David A. Grogan | CNBC

Warren Buffett

Une classe d’actifs que Warren Buffett appelait autrefois «les armes financières de destruction massive» a chuté à un tiers du niveau atteint pendant la crise financière.

Les dérivés, ou contrats basés sur les mouvements de prix des actifs sous-jacents, ont décliné pour atteindre une valeur marchande brute d’environ 11 billions de dollars à la fin de 2017, selon la Banque des règlements internationaux. Ce total provient du marché hors cote, où la plupart des produits dérivés sont négociés et largement non réglementés. Le niveau était en baisse par rapport à 15 trillions de dollars à la fin de 2016 et à 13 trillions de dollars à la mi-2017.

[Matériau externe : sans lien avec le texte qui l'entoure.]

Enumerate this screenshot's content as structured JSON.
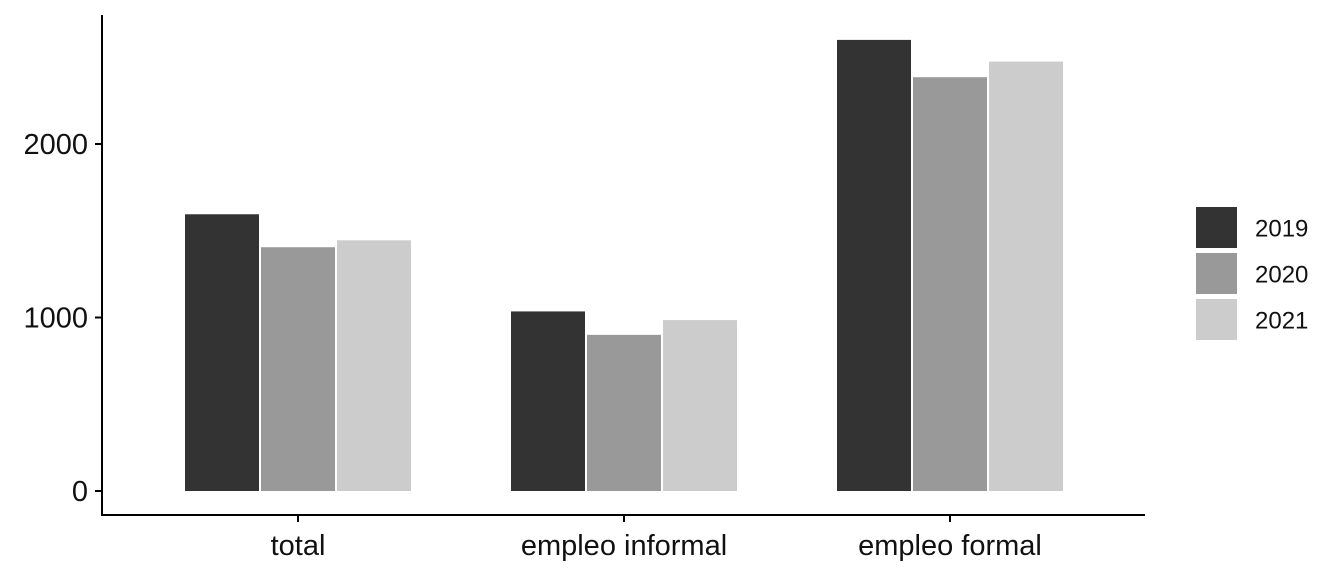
{
  "chart_data": {
    "type": "bar",
    "title": "",
    "xlabel": "",
    "ylabel": "",
    "categories": [
      "total",
      "empleo informal",
      "empleo formal"
    ],
    "series": [
      {
        "name": "2019",
        "color": "#333333",
        "values": [
          1595,
          1035,
          2600
        ]
      },
      {
        "name": "2020",
        "color": "#999999",
        "values": [
          1405,
          900,
          2385
        ]
      },
      {
        "name": "2021",
        "color": "#cccccc",
        "values": [
          1445,
          985,
          2475
        ]
      }
    ],
    "ylim": [
      0,
      2700
    ],
    "yticks": [
      0,
      1000,
      2000
    ],
    "ytick_labels": [
      "0",
      "1000",
      "2000"
    ],
    "grid": false,
    "legend_position": "right"
  }
}
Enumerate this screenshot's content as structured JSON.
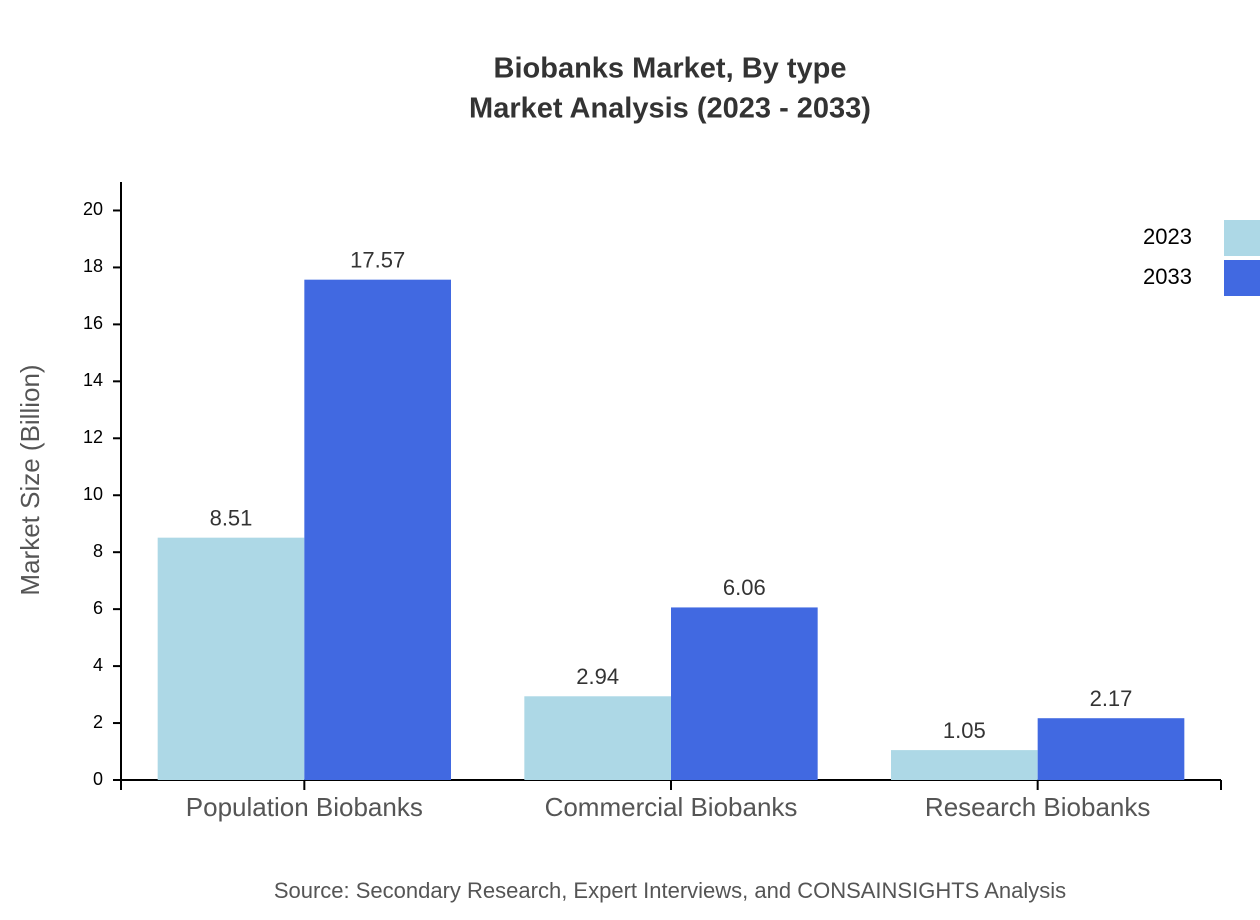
{
  "chart_data": {
    "type": "bar",
    "title": "Biobanks Market, By type",
    "subtitle": "Market Analysis (2023 - 2033)",
    "y_label": "Market Size (Billion)",
    "source": "Source: Secondary Research, Expert Interviews, and CONSAINSIGHTS Analysis",
    "categories": [
      "Population Biobanks",
      "Commercial Biobanks",
      "Research Biobanks"
    ],
    "series": [
      {
        "name": "2023",
        "color": "#add8e6",
        "values": [
          8.51,
          2.94,
          1.05
        ]
      },
      {
        "name": "2033",
        "color": "#4169e1",
        "values": [
          17.57,
          6.06,
          2.17
        ]
      }
    ],
    "ylim": [
      0,
      21
    ],
    "yticks": [
      0,
      2,
      4,
      6,
      8,
      10,
      12,
      14,
      16,
      18,
      20
    ],
    "legend": "top-right"
  }
}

Ils ont été largement utilisés dans les années précédant la crise financière. Les investisseurs parient gros sur les obligations hypothécaires groupées qui ont finalement implosé, faisant tomber plusieurs institutions financières majeures et causant le pire ralentissement économique depuis la Grande Dépression.

À son apogée, la valeur totale des dérivés de gré à gré a atteint un peu moins de 35 billions de dollars au second semestre 2008, quelques mois avant l’effondrement de Lehman Brothers, le moment crucial de la crise, selon la BRI:

Croissance des dérivés au fil des années:

Des années plus tôt, Buffett avait mis en garde contre les conséquences de l’utilisation de dérivés lourds, même s’il les avait lui-même parfois utilisés.

“Le génie des dérivés est maintenant bien sorti de la bouteille, et ces instruments vont certainement se multiplier en nombre et en variété jusqu’à ce que certains événements rendent leur toxicité claire”, a prévenu le PDG de Berkshire Hathaway dans son rapport annuel 2002. “A mon avis, les dérivés sont des armes financières de destruction massive, porteurs de dangers qui, bien que latents, sont potentiellement mortels”.

Plus récemment, l’investisseur milliardaire Carl Icahn a également mis en garde contre leur danger, disant à CNBC en février que les produits négociés en bourse utilisant un effet de levier pour amplifier les rendements posent le dernier défi.

L’accumulation de dérivés a commencé en 2000 et a augmenté de plus de 11 fois plus que la valeur de 3 billions de dollars au tournant du siècle. Bien que légitimement utilisés pour couvrir d’autres investissements, ils ont explosé pendant la crise comme un moyen de jouer sur le marché des prêts hypothécaires à risque. Les titres de créance adossés à des créances, en particulier, étaient un véhicule à haut rendement populaire qui a contribué à la hausse.

Cependant, les régulateurs ont réduit le risque bancaire, et les institutions de Wall Street ont réduit leur exposition aux instruments.

La valeur notionnelle totale des contrats a également diminué. Ce total a culminé à 710 milliards de dollars en 2013, mais est tombé à 532 milliards de dollars depuis.